Probability in deep learning is used to mimic human common sense by allowing a machine to interpret phenomena that it has no frame of reference for. While a human has a lifetime of experiences and various senses to evaluate new information, a deep learning program requires a mathematical representation of logic, intuition and “gut feelings” to function.
In programming terms, probability functions allow the program to concentrate on certain parts of the afferent system (inputs), while narrowing down the scope of possible actions for the efferent system (outputs).

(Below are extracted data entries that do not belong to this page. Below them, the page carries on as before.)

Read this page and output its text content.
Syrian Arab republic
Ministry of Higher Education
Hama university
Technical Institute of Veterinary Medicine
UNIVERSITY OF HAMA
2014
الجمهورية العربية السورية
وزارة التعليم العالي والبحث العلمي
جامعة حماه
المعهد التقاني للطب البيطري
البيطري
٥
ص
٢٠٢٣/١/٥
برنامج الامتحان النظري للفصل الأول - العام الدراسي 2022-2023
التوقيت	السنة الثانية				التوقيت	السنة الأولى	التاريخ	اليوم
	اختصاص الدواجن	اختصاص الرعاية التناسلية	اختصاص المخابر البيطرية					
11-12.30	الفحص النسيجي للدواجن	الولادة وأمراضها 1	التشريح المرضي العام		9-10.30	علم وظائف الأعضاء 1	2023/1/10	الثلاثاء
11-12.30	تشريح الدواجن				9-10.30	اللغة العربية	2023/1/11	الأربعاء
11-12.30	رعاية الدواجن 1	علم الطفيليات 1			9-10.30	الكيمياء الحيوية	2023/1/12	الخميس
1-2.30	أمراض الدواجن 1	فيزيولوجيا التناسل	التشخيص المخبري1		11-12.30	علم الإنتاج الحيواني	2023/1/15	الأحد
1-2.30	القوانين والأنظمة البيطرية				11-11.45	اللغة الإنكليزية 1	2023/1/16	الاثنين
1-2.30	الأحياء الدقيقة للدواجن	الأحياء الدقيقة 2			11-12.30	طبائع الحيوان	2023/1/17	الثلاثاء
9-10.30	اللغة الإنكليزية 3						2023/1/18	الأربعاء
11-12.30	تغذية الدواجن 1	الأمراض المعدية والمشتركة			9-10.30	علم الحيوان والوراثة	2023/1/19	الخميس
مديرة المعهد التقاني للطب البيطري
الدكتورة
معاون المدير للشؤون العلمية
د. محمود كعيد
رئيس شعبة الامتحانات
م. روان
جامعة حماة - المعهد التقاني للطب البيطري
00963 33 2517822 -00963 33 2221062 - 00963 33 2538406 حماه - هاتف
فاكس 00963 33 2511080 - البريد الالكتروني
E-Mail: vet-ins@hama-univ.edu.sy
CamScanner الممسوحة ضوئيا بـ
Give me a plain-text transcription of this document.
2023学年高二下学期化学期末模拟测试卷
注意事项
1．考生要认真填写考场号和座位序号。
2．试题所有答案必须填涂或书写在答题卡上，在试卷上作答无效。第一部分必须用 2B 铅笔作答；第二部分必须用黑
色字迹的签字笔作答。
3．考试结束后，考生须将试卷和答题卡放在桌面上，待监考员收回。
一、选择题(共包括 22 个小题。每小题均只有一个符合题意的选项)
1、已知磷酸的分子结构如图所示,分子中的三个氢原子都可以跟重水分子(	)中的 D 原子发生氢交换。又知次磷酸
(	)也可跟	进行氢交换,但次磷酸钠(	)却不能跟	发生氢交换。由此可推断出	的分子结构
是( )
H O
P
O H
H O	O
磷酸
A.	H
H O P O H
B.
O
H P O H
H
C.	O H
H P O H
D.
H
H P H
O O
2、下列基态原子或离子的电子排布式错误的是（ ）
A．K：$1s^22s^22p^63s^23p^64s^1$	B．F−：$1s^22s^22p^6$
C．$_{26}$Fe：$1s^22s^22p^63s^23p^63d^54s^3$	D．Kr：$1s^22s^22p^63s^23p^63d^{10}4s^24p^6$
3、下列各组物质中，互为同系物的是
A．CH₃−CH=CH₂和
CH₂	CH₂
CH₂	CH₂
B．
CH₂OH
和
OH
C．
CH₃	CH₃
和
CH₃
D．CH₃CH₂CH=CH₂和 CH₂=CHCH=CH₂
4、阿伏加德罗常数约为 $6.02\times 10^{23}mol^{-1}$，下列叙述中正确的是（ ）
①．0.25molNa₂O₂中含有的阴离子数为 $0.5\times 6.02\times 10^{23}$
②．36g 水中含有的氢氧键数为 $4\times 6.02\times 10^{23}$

Bayesian versus Frequentist Probability
Machine learning probability theory tends to divide into one of two models: Bayesian or Frequentist. Bayesian probability states that the probability of something occurring in the future can be inferred by past conditions related to the event. While that might seem like an obvious statement of fact, the Bayesian approach is at odds with another popular statistical school of thought called Frequentist Probability. Frequentist modeling states that an event’s probability is most accurately measured by its relative frequency, or how often the event occurred in past samples.
For a simplified example, a frequentist probability model would give the odds of the sun rising tomorrow at 100%, since this has occurred every day in recorded history. A Bayesian probability approach would look at deviances in various prerequisite conditions that may or may not be relevant, such as gravity fluctuations or speed of the Earth’s rotation, then assign slightly less than 100% odds.
Which answer is more “accurate” is really a philosophical debate. Though in practical terms, Bayesian probability is popular among deep learning system programmers simply because it doesn’t require a vast and well-labeled past dataset to make future predictions.